Entanglement of extremal density matrices of 2-qubit Hamiltonian with Kramers degeneracy

TL;DR

This paper introduces a new method to analyze entanglement in extremal density matrices of 2-qubit Hamiltonians, including those with Kramers degeneracy, revealing how entanglement varies with Hamiltonian parameters.

Contribution

It extends the extremal density matrix formalism to mixed states and applies it to analyze entanglement properties of 2-qubit Hamiltonians with Kramers degeneracy.

Findings

Both pure and mixed extremal states can be entangled or separable.

Time-reversal invariant Hamiltonians have extremal pure states that are not time-reversal invariant.

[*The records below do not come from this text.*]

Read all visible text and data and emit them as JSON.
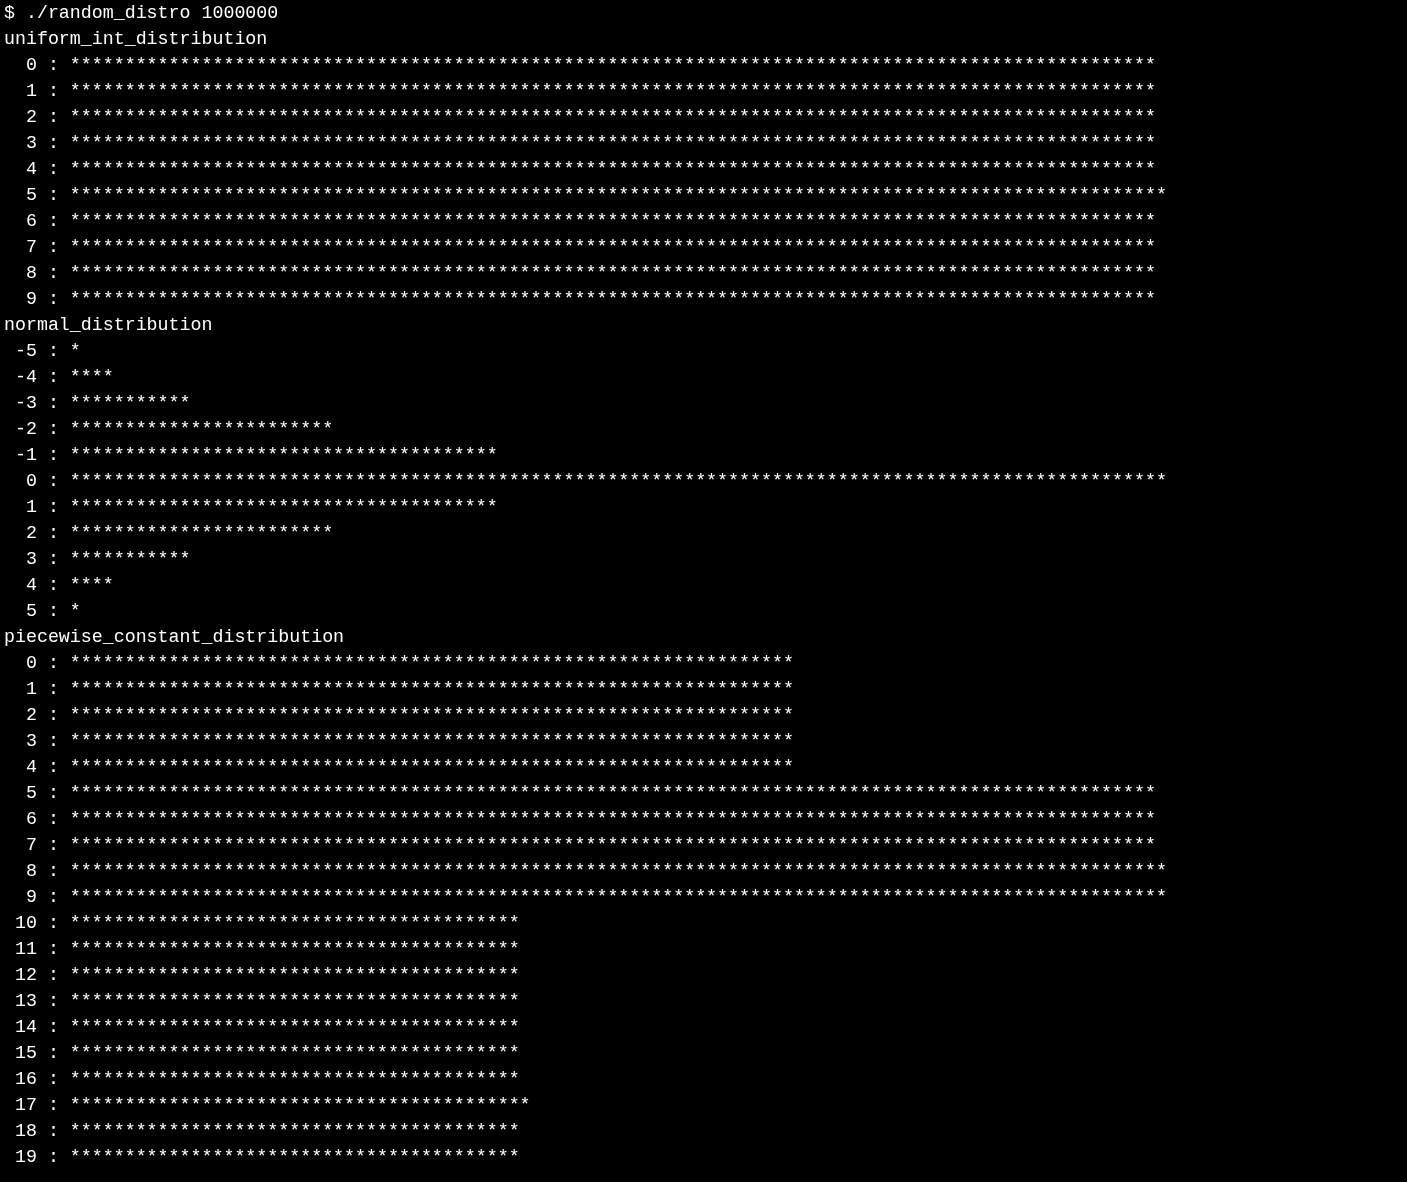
{
  "terminal": {
    "command": "$ ./random_distro 1000000",
    "sections": [
      {
        "title": "uniform_int_distribution",
        "lines": [
          "  0 : ***************************************************************************************************",
          "  1 : ***************************************************************************************************",
          "  2 : ***************************************************************************************************",
          "  3 : ***************************************************************************************************",
          "  4 : ***************************************************************************************************",
          "  5 : ****************************************************************************************************",
          "  6 : ***************************************************************************************************",
          "  7 : ***************************************************************************************************",
          "  8 : ***************************************************************************************************",
          "  9 : ***************************************************************************************************"
        ]
      },
      {
        "title": "normal_distribution",
        "lines": [
          " -5 : *",
          " -4 : ****",
          " -3 : ***********",
          " -2 : ************************",
          " -1 : ***************************************",
          "  0 : ****************************************************************************************************",
          "  1 : ***************************************",
          "  2 : ************************",
          "  3 : ***********",
          "  4 : ****",
          "  5 : *"
        ]
      },
      {
        "title": "piecewise_constant_distribution",
        "lines": [
          "  0 : ******************************************************************",
          "  1 : ******************************************************************",
          "  2 : ******************************************************************",
          "  3 : ******************************************************************",
          "  4 : ******************************************************************",
          "  5 : ***************************************************************************************************",
          "  6 : ***************************************************************************************************",
          "  7 : ***************************************************************************************************",
          "  8 : ****************************************************************************************************",
          "  9 : ****************************************************************************************************",
          " 10 : *****************************************",
          " 11 : *****************************************",
          " 12 : *****************************************",
          " 13 : *****************************************",
          " 14 : *****************************************",
          " 15 : *****************************************",
          " 16 : *****************************************",
          " 17 : ******************************************",
          " 18 : *****************************************",
          " 19 : *****************************************"
        ]
      }
    ]
  }
}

Among extremal mixed states, three are entangled and two are separable.

Abstract

We establish a novel procedure to analyze the entanglement properties of extremal density matrices depending on the parameters of a finite dimensional Hamiltonian. It was applied to a general 2-qubit Hamiltonian which could exhibit Kramers degeneracy. This is done through the extremal density matrix formalism, which allows to extend the conventional variational principle to mixed states. By applying the positive partial transpose criterion in terms of the Correlation and Schlienz-Mahler matrices on the extremal density matrices, we demonstrate that it is possible to reach both pure and mixed entangled states, changing properly the parameters of the Hamiltonian. For time-reversal invariant Hamiltonians, the extremal pure states can be entangled or not and we prove that they are not time-reversal invariants. For extremal mixed states we have in general 5 possible cases: three of them are entangled and the other two separable.